Synthesis, transport and fate of acetylcholinesterase in cultured chick embryos muscle cells.

We have found that approximately one third of the total cell-associated acetylcholinesterase (AChE) is located on the plasma membrane of cultured chick embryo muscle, the remaining two thirds being found within the cells. This cell surface AChE appears to be an integral membrane protein. The surface enzyme is synthesized by the muscle cells in culture and is transported over a 2-3 hr period to the plasma membrane, where it accumulates at the rate of 2-3% of total surface AChE per hour. Once on the plasma membrane the AChE molecules are degraded by a process that exhibits first-order decay kinetics with a half-life of about 50 hr. Under the same experimental conditions, the acetylcholine receptor, a well described muscle cell integral membrane protein, has a half-life of approximately 19 hr. These studies provide the first direct evidence that the numbers of different muscle plasma membrane glycoprotein molecules are determined not only by differential rates of biosynthesis but also by differential rates of degradation. The intracellular AChE constitutes a rapidly turning-over pool of molecules. The rate of synthesis of AChE in culture is approximately 20% of the total cell-associated enzyme per hour, most of which is destined for secretion into the medium.

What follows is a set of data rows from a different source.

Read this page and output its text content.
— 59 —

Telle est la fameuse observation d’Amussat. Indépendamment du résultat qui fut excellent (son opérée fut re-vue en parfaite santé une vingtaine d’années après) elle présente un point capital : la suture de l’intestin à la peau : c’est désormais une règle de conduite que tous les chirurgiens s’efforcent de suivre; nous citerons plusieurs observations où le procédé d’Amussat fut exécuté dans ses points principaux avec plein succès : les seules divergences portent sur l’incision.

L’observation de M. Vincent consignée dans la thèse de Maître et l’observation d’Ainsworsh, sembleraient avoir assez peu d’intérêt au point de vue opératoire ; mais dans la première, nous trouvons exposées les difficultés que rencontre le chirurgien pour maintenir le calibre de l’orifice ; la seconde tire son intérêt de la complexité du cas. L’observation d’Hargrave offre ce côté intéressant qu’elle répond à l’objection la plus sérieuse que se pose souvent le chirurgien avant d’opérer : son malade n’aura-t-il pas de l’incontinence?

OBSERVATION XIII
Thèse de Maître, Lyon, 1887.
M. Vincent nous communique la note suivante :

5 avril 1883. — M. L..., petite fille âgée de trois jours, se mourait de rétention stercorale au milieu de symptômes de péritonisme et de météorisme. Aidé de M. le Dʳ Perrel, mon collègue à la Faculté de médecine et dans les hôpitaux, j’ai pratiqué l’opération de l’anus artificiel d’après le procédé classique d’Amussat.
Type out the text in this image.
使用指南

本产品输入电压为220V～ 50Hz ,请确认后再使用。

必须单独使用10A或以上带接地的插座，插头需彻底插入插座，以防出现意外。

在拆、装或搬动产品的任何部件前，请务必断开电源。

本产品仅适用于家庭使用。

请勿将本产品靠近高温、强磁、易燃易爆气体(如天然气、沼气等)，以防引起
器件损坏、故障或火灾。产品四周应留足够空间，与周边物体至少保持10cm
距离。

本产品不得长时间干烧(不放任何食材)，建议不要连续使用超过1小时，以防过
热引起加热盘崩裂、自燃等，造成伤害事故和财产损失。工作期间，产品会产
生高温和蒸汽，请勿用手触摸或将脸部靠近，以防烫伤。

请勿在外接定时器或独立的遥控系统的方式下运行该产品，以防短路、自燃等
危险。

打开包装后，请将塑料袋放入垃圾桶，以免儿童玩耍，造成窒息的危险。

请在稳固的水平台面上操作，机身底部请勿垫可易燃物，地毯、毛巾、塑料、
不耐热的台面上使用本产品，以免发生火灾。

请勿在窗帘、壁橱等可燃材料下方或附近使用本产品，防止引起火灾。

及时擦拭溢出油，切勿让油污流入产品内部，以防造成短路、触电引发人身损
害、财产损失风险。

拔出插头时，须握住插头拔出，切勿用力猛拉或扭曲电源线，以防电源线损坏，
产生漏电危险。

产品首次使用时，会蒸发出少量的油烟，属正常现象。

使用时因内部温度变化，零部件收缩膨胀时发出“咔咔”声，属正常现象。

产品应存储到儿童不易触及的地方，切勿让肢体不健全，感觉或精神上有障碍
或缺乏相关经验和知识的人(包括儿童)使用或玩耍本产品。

Only a small portion of the newly synthesized AChE is retained on the plasma membrane. The time from synthesis to release of the enzyme is 2-3 hr. Using 3H-DFP to label the newly synthesized AChE, we can also show a quantitative transfer of AChE molecules from the intracellular to the extracellular compartments without any detectable residence time on the plasma membrane. By studying the synthesis transport and externalization of AChE we have defined the intracellular transport pathway and metabolic requirements for secretion in cultured muscle cells. These studies form the basis for a comparison of the metabolism of membrane-bound and secreted glycoproteins from this cell type.